Published by , Senior Editor
Hydrocarbon Engineering,

During the spring shutdown of a hydrogen plant in northern Alberta, Canada, Mammoet was contracted to provide crane services for the planned maintenance of the high-priority facility.

The Fort McMurray team provided approximately six cranes, ranging in size from an 18 t carry deck all the way up to a 385 t crawler crane. To perform the large number of hoists required, Mammoet’s team supplied a variety of crane types, including several RT and AT cranes. At the centre of the ‘sea of red booms’ was a LR 1350 crawler crane configured with a luffing jib.

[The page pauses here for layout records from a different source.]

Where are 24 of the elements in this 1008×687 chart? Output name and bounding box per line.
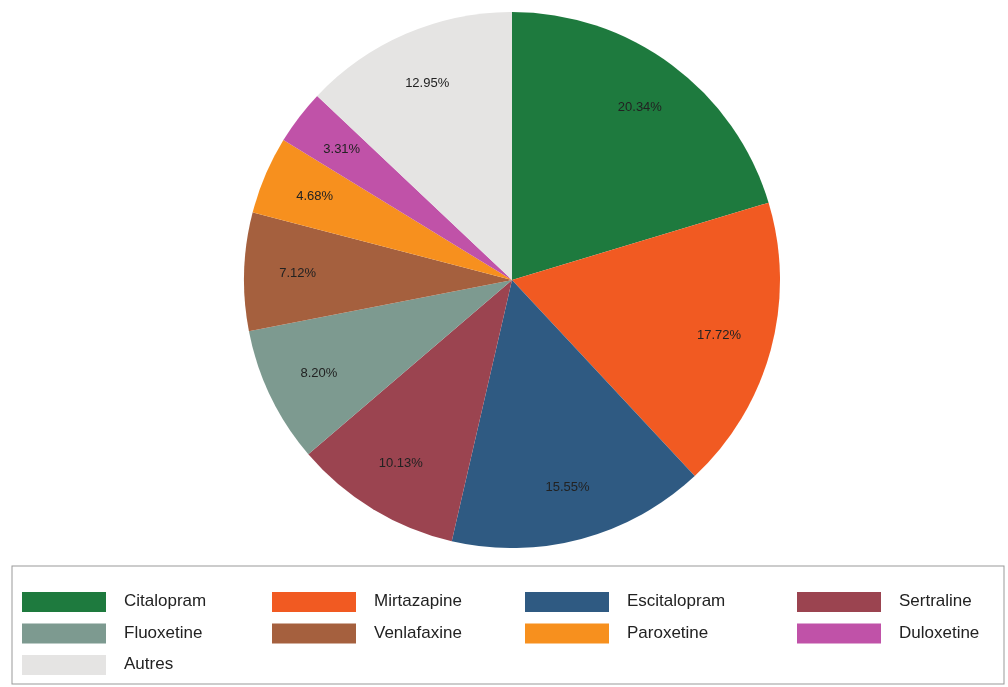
legend-label: Duloxetine: [899, 622, 980, 642]
pie-slice: [451, 280, 695, 548]
pie-slice: [512, 202, 780, 477]
data-label: 17.72%: [696, 327, 742, 343]
legend-label: Venlafaxine: [374, 622, 462, 642]
pie-slice: [244, 212, 512, 332]
legend-label: Mirtazapine: [374, 591, 462, 611]
data-label: 8.20%: [300, 364, 338, 380]
pie-slice: [252, 140, 512, 280]
pie-slice: [512, 12, 769, 280]
data-label: 20.34%: [617, 99, 663, 115]
data-label: 15.55%: [545, 478, 590, 494]
data-label: 7.12%: [279, 264, 317, 280]
data-label: 4.68%: [296, 187, 334, 203]
legend-label: Citalopram: [124, 591, 207, 611]
legend-label: Autres: [124, 654, 174, 674]
legend-label: Paroxetine: [627, 622, 709, 642]
legend-label: Escitalopram: [627, 591, 726, 611]
legend-label: Sertraline: [899, 591, 972, 611]
data-label: 10.13%: [378, 454, 424, 470]
pie-slice: [248, 280, 512, 455]
legend-label: Fluoxetine: [124, 622, 203, 642]
data-label: 3.31%: [323, 141, 361, 157]
data-label: 12.95%: [405, 74, 450, 90]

Notable within this shutdown was the presence of no fewer than five female Mammoet employees. One of the crane operators, Marley MacNeil, has been with Mammoet since 2014 and noted that “ten years ago, having five female employees on a shutdown would have been unheard of.”

MacNeil trained and operated the LR 1350 for the duration of the shutdown, an experience that she explained was an opportunity, as she rarely has the chance to work with crawler cranes. Recapping her work with the LR 1350 during the shutdown, she described it as “a highlight of my career!”

Known within her team for being an extremely motivated, hard worker, MacNeil is highly interested in the equipment and in further developing her expertise. When asked about her future goals in the industry, MacNeil expressed her desire to continue “learning more about cranes I don’t have much experience on, expanding my knowledge of all of Mammoet’s cranes and fine-tuning my expertise.”